Silicon Centered Chiral Reagent

In addition to our work with the strained silacycle 8, we attempted the preparation of proposed CF3 transfer reagent 15 with silicon centered chirality (Scheme 3). Preparation of reagent 15 from known chiral chlorosilane 144 was anticipated to occur with inversion of stereochemistry.5 Treatment with an initiator would then predictably generate silicate 16 which could be used to deliver CF3 in a stereoselective manner. Following Oestreich's protocol, we were able to successfully synthesize and purify a single diastereomer of silane 20a. Reduction and chlorination then led to trace amounts of chlorosilane 14. Due to the undesirable yields of chlorination, we used racemic silanes 14 and 21 as test substrates for incorporation of the trifluoromethyl group (Scheme 4). Unfortunately multiple attempts from either starting material resulted in either recovered starting material or undesired product formation.

Side Projects

Alongside our attempts to initiate a program based on nucleophilic addition of CF3, we have explored a variety of methods using organocatalysts and readily available trifluoromethyl containing starting materials such as 2,2,2-trifluoroacetophenone 22 to generate enantioenriched small molecules (Scheme 5). One route we examined, was based on Rueping's enantioselective aza-Cope rearrangement using a binol based Brønsted acid catalyst.6 Here, we attempted the reaction of trifluoromethylated ketone 22 with amine 23 in the presence of catalyst 24. Unfortunately, after many attempts we were unable to see any of the desired rearranged products 26 or free amine 27.

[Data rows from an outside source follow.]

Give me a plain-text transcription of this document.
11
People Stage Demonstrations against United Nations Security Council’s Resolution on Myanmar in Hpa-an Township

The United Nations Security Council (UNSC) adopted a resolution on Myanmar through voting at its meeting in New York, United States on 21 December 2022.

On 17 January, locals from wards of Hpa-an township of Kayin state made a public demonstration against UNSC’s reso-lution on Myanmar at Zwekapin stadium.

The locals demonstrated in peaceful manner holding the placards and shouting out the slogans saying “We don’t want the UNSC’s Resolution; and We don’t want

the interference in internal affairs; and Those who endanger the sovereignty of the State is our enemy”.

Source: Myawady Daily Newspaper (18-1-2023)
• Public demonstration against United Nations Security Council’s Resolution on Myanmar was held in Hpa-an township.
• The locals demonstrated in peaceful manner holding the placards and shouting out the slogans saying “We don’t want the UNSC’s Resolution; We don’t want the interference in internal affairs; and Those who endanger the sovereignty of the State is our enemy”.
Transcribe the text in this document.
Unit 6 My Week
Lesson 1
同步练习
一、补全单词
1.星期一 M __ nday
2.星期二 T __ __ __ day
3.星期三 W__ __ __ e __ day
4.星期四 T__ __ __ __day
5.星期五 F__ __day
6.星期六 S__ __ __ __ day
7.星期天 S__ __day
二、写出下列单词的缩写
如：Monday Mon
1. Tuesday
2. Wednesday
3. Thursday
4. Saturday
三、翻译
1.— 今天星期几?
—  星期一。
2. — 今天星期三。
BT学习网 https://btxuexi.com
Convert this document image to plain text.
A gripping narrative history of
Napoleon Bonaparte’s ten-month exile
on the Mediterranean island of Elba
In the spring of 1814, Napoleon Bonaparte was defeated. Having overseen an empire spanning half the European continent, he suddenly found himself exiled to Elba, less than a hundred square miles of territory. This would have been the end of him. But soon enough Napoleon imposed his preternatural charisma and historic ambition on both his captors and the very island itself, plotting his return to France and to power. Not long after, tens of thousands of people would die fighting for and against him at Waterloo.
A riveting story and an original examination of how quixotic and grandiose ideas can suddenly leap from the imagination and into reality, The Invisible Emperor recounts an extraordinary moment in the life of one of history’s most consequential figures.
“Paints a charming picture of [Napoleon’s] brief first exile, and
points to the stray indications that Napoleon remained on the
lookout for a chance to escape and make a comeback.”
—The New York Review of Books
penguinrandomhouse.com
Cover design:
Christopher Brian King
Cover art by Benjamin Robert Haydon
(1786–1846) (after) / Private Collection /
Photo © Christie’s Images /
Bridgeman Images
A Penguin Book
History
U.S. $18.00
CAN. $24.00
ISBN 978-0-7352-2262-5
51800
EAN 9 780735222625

We also explored the condensation reaction of enamine 28 with readily available trifluoropyruvate 29 in the presence of chiral Brønsted acid 24 (Scheme 6).7 While we were able to successfully form product 30 in 70% yield, the product was racemic.

Other

With the close of this grant, our research program is shifting our focus and exploring how we can incorporate other ideas such as Brønsted acid catalyzed desymmetrizations and kinetic resolutions to prepare molecules containing the trifluoromethyl group in an asymmetric manner.

Impact

This grant has had a tremendous impact on my research program. The grant has allowed me to travel to conferences such as the Stereochemistry Gordon Conference in Salve Regina in July of 2016. Undoubtedly, the award was a factor in my laboratory being granted funding from the NIH National (GM116041). My graduate student, Jennifer Wilent, who was supported by this grant was able to focus on research and was very productive this past year with 1 publication published and 2 others in progress. Jennifer graduated this summer (2016) and has taken a job at Weylchem in South Carolina. Additionally, undergraduate researchers who participated in summer research have presented research at conferences and made choices to pursue graduate degrees in chemistry.

References

(1) Langlois, B. R.; Billard, T.; Roussel, S. J. Fluorine Chem. 2005, 126, 173–179.

(2) Prakash, G. K. S.; Yudin, A. K. Chem. Rev. 1997, 97, 757–786.

(3) Kinnaird, J. W. A.; Ng, P. Y.; Kubota, K.; Wang, X.; Leighton, J. L. J. Am. Chem. Soc. 2002, 124, 7920–7921.

(4) Oestreich, M.; Schmid, U. K.; Auer, G.; Keller, M. Synthesis 2003, 2725–2739.

(5) Hathaway, S. J.; Paquette, L. A. J. Org. Chem. 1983, 48, 3351–3353.

(6) Rueping, M.; Antonchick, A. P. Angew. Chem. Int. Ed. 2008, 47, 10090–10093.

(7) Ogawa, S.; Iida, N.; Tokunaga, E.; Shiro, M.; Shibata, N. Chem. Eur. J. 2010, 16, 7090–7095.